Most transparent robots do not have motors or other rigid machines, much faster than other soft robotic fish.
Li Tiefeng of Zhejiang University, Hangzhou, China, said the goal is to explore underwater areas with robots.
It can be used to investigate shipwrecks, aircraft wrecks, and coral reefs.
\"The soft body will make it easy for robots to dive into coral reefs without damaging them,\" he said . \".
Robots are increasingly made of soft, resilient materials that make them more resilient and more compatible with living things.
However, there is no traditional hard
Circuit boards and motors are a challenge.
Use the motor to move around in mantaray-
Inspired by the robot, Li and his colleagues made artificial fin muscles with a flexible polymer called dielectric elasticity.
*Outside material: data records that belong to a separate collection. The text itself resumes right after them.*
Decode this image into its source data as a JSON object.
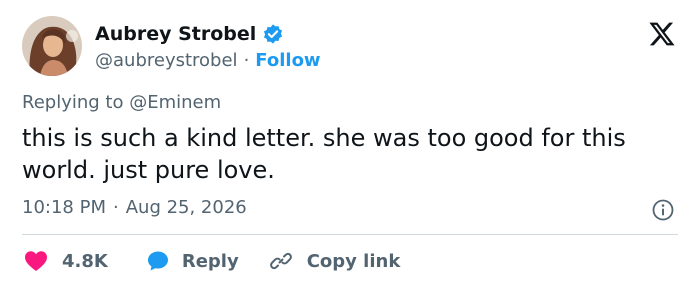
{
  "author": {
    "display_name": "Aubrey Strobel",
    "handle": "@aubreystrobel",
    "separator": "·",
    "follow_label": "Follow",
    "verified": true
  },
  "reply_to": {
    "prefix": "Replying to",
    "mention": "@Eminem"
  },
  "tweet": {
    "text": "this is such a kind letter. she was too good for this world. just pure love."
  },
  "meta": {
    "time": "10:18 PM",
    "separator": "·",
    "date": "Aug 25, 2026"
  },
  "actions": {
    "like_count": "4.8K",
    "reply_label": "Reply",
    "copy_label": "Copy link"
  },
  "icons": {
    "verified": "verified-badge-icon",
    "brand": "x-logo-icon",
    "info": "info-icon",
    "like": "heart-icon",
    "reply": "speech-bubble-icon",
    "copy": "link-icon"
  },
  "colors": {
    "accent": "#1d9bf0",
    "like": "#f91880",
    "text": "#0f1419",
    "muted": "#536471",
    "divider": "#cfd9de"
  }
}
A silicone-
The packaged lithium battery provides a circulating voltage to squeeze and release the material, causing the muscles to bend up and down.
This flips the fins of the light, made of a thin layer of silicone film so that the light can move in the water.
The rest of the remote control robot weighs 90g and has a wingspan of 22 cm, made of a silicone body and tail for steering.
In addition to the small battery pack and two magnets that help to manipulate the tail, all components are transparent.
At the highest speed, robots can swim 6 cm per second.
This breaks the previous record of 3 cm per second for soft underwater robots, but is still much slower than similar robots --sized fish.
The researchers found that the electronic line can withstand the temperature between 0.
4 °C and 74 °C, swim for 3 hours on a single charge, and monitor the surrounding environment with a small camera.
Li said the flexibility and transparent camouflage of the robot\'s light should allow it to monitor the underwater environment without disturbing or damaging the underwater environment.
\"Marine life will be harder
\"Transparent robots,\" he said.
Underwater electronic equipment does not pose an electric shock risk to marine life, as the Circuit of the robot is set to make the surrounding water as a ground electrode-the end of the electrical energy consumption.
\"This is a very good idea,\" said Gursel Aliciat of Wollongong University in Australia . \".
Alici said that while other types of robotic swimmers are made of soft parts, including parts that mimic octopus, fish and jellyfish, man fish is a unique understanding of the concept
Whether it will have practical applications remains to be seen, he said.
Reference Magazine: Progress in science1126/sciadv.